= Agapetus (deacon) =

6th-century Byzantine clergyman

Agapetus (Ἀγαπητός) was a deacon of the church of Hagia Sophia at Constantinople (about 500). He was a reputed tutor of Justinian, and author of a series of exhortations in seventy-two short chapters addressed around 527 to Justinian (Patrologia Graecae, LXXXVI, 1153–86).

== Sources ==
The first letters of each chapter form an acrostic of dedication that reads: "The very humble Deacon Agapetus to the sacred and venerable Emperor Justinian" (ἔκθεσις κεφαλαίων παραινετικῶν σχεδιασθεῖσα). The repute in which this work was held appears from its common title, viz. the Royal Sections (σχέδη βασιλικὰ). The book deals in general terms with the moral, religious, and political duties of a ruler. In form it is quite sententious and rhetorical, and resembles closely a similar work in the romance of Barlaam and Josaphat.
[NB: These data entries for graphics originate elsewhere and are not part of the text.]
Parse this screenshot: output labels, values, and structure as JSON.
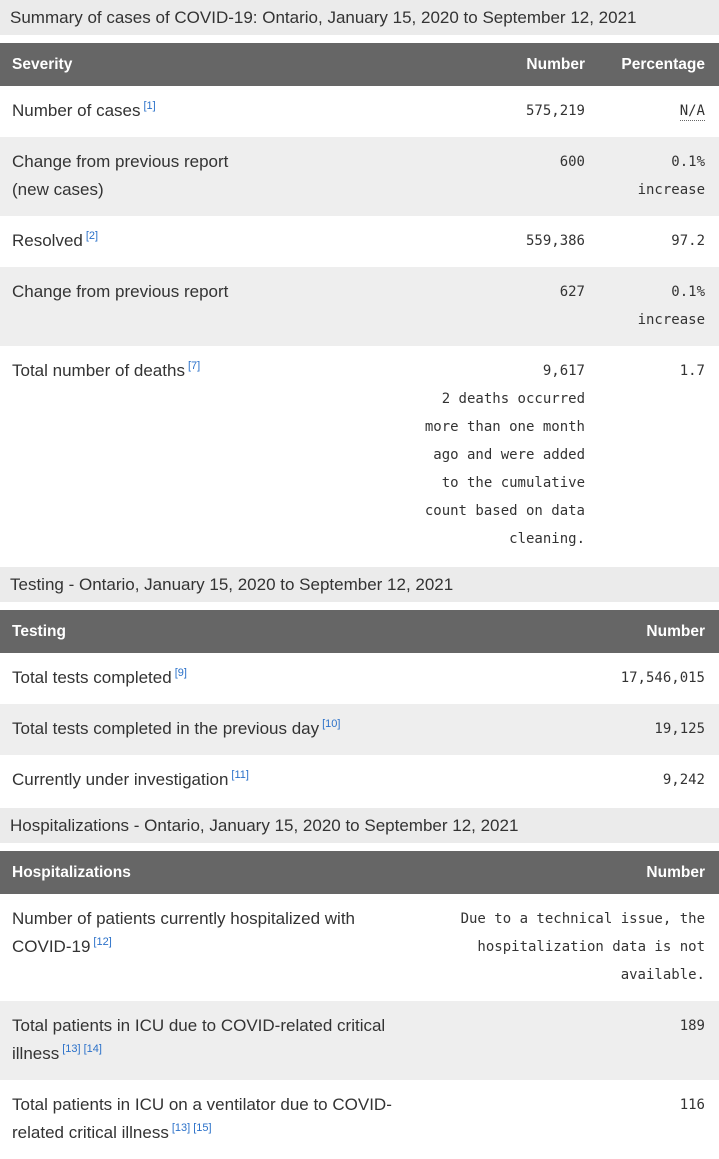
{
  "colors": {
    "header_bg": "#666666",
    "header_text": "#ffffff",
    "caption_bg": "#ebebeb",
    "row_stripe": "#eeeeee",
    "body_text": "#333333",
    "footnote_link": "#2b71c9"
  },
  "summary": {
    "caption": "Summary of cases of COVID-19: Ontario, January 15, 2020 to September 12, 2021",
    "col_severity": "Severity",
    "col_number": "Number",
    "col_percentage": "Percentage",
    "rows": [
      {
        "label": "Number of cases",
        "footnote": "[1]",
        "number": "575,219",
        "pct": "N/A"
      },
      {
        "label": "Change from previous report",
        "label2": "(new cases)",
        "number": "600",
        "pct": "0.1%",
        "pct2": "increase"
      },
      {
        "label": "Resolved",
        "footnote": "[2]",
        "number": "559,386",
        "pct": "97.2"
      },
      {
        "label": "Change from previous report",
        "number": "627",
        "pct": "0.1%",
        "pct2": "increase"
      },
      {
        "label": "Total number of deaths",
        "footnote": "[7]",
        "number": "9,617",
        "note": "2 deaths occurred more than one month ago and were added to the cumulative count based on data cleaning.",
        "pct": "1.7"
      }
    ]
  },
  "testing": {
    "caption": "Testing - Ontario, January 15, 2020 to September 12, 2021",
    "col_testing": "Testing",
    "col_number": "Number",
    "rows": [
      {
        "label": "Total tests completed",
        "footnote": "[9]",
        "number": "17,546,015"
      },
      {
        "label": "Total tests completed in the previous day",
        "footnote": "[10]",
        "number": "19,125"
      },
      {
        "label": "Currently under investigation",
        "footnote": "[11]",
        "number": "9,242"
      }
    ]
  },
  "hospitalizations": {
    "caption": "Hospitalizations - Ontario, January 15, 2020 to September 12, 2021",
    "col_hospitalizations": "Hospitalizations",
    "col_number": "Number",
    "rows": [
      {
        "label": "Number of patients currently hospitalized with COVID-19",
        "footnote": "[12]",
        "note": "Due to a technical issue, the hospitalization data is not available."
      },
      {
        "label": "Total patients in ICU due to COVID-related critical illness",
        "footnote": "[13]",
        "footnote2": "[14]",
        "number": "189"
      },
      {
        "label": "Total patients in ICU on a ventilator due to COVID-related critical illness",
        "footnote": "[13]",
        "footnote2": "[15]",
        "number": "116"
      }
    ]
  }
}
Both of these seem to be based on Isocrates, and on Basil the Great and Gregory of Nazianzus.

The work of Agapetus was eminently fitted for the use of medieval teachers by reason of its content, the purity of its Greek diction, and its skillful construction. It was widely current in Russia providing the formulations of monarchical ideology. It was translated into Latin, French and German and was highly commended by the humanists of the Renaissance. Some twenty editions of it appeared in the sixteenth century.